Asia market week ahead - Brexit, Chinese data
A growth concerns filled week had depressed markets across the globe as we await updates on the US-China trade deal. As markets sit on the fence, look to the likes of more Chinese data and the Brexit vote next week for leads.
This week in markets: Growth concerns brewing
Global equities market came under pressure this week with a multitude of factors aggravating concerns surrounding growth. The 2019 Work Report from China’s National Party Congress saw to the lowering of 2019’s growth target. This was followed by a disappointing Australia’s Q4 GDP release and the suggestion of moderation in economic activity in the US Fed beige book.
Capping off the week so far had been February’s trade numbers from China that saw a sharp downturn, pulling Asia markets along with it. The attempt to dismiss the weaker showing as the Lunar New Year effect had so far been futile in light of the extent this downturn had taken. While US’ February payrolls figures have yet to be released at the point of writing, the fear is that a strong showing may instead be inducing worries of further hikes in an environment of delicate growth.

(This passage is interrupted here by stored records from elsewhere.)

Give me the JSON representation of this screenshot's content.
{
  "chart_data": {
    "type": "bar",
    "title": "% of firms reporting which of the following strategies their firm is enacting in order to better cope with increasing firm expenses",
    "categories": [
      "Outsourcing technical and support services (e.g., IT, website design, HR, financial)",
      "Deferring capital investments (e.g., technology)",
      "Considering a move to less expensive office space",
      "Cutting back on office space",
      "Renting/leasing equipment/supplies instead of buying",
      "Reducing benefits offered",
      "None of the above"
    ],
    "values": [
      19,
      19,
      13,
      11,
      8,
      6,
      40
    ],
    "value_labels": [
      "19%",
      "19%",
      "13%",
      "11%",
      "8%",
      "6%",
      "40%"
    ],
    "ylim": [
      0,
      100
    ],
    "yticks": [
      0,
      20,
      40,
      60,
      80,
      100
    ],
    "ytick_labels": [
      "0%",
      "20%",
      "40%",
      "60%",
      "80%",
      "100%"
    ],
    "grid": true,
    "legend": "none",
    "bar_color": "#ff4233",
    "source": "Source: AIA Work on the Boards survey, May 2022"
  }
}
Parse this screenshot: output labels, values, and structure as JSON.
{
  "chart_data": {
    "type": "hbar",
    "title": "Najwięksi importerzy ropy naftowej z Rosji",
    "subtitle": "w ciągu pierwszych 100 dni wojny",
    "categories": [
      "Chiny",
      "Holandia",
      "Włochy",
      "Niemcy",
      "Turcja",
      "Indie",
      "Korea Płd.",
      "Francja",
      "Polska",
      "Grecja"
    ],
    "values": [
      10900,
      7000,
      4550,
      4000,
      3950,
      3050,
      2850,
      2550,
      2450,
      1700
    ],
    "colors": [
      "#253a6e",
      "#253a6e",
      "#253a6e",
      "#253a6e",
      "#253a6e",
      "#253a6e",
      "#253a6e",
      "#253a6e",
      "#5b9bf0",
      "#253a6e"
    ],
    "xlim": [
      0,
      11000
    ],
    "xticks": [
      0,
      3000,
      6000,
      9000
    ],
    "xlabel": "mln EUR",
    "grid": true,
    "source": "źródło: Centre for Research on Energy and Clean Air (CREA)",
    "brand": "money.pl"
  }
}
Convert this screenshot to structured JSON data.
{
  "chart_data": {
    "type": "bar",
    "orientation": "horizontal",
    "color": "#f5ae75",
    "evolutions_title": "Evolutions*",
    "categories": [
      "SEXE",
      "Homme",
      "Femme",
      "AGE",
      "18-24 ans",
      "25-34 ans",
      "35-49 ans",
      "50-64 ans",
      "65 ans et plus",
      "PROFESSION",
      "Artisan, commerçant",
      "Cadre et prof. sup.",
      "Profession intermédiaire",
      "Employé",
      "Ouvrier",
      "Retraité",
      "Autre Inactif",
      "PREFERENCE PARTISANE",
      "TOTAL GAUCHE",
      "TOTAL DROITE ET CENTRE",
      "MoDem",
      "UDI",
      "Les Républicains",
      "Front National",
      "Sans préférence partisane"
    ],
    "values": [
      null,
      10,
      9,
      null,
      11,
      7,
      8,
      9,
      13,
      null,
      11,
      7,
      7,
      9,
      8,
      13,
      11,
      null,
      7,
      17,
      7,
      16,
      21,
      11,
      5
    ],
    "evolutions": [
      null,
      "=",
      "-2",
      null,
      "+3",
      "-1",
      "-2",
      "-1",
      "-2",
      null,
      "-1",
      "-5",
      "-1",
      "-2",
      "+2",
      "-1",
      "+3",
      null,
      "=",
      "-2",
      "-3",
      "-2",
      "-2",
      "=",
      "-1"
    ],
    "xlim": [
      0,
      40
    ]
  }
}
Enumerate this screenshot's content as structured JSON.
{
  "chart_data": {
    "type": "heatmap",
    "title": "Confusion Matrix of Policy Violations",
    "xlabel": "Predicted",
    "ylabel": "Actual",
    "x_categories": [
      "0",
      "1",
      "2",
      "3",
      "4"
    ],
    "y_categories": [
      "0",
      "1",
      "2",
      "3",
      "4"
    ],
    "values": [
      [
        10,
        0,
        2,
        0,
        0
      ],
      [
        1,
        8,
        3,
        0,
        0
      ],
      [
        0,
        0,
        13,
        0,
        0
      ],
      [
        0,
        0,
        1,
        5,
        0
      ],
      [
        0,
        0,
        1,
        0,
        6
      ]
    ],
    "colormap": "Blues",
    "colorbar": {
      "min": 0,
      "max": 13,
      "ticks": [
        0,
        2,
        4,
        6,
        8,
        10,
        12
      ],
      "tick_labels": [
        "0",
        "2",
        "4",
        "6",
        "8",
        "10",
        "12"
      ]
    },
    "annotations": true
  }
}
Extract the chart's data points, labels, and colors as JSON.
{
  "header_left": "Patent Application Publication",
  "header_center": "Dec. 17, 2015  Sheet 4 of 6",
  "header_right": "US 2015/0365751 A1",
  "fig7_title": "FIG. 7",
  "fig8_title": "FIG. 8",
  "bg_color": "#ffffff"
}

Amid all the growth concerns, the last thing we may perhaps be needing at this point of time will be further political noise surrounding Brexit. The UK parliament is expected to vote on Prime Minister Theresa May’s draft deal on Tuesday, March 21 with revisions being sought following the earlier rejection. A failure, which may be the likely scenario, would see to a vote on a no deal the next day. Earlier indicative polls have pointed to a slim margin for the vote against a no-deal Brexit to emerge victorious. This would be where the risks exist as a no-deal Brexit scenario certainly presents itself with significant plausibility. Given the proximity to the March 29 deadline, the ruling out of a no-deal Brexit would then mean the UK parliament would also have to vote on a delay to the deadline to allow for the establishment of a deal, expected to take place on Thursday. Note with the last vote next week, there likewise exists the potential for market disappointment is an extension is not being favoured as the possibility of a no-deal Brexit heightens.
Altogether, it could make a rough week for the UK and eurozone alike as Brexit warnings from the likes of central bankers resound in our ears. The direct impact will be upon the GBP/USD with price still oscillating no-man’s land at around 1.30 when last checked, caught between the two poles of a hard Brexit and no Brexit. The trickle-down effect for Asia markets if a no-deal Brexit becomes a plausibility relates back to growth after being trodden down by the series of updates this week.
Further updates on economic activity would likely be scrutinized with the same amount of intensity next week, particularly those from China. The combined year-to-date January and February industrial production, retail sales and fixed asset investments will be released on Thursday with the current prognosis mixed. Industrial production and retail sales are expected to be slightly weaker at 5.5% year-on-year (YoY) and 8.1% YoY respectively. FAI may instead pick up slightly to 6.0% according to consensus. Weak leading indicators, however, sets the data up for the possibility to disappoint, one to watch into the end of the week.
Notably, the Bank of Japan (BoJ) meeting will also conclude on Friday with dovishness expected to be retained. The question will be to what extent amid the growing sense of further support is expected from the BoJ’s limited toolbox. One to watch.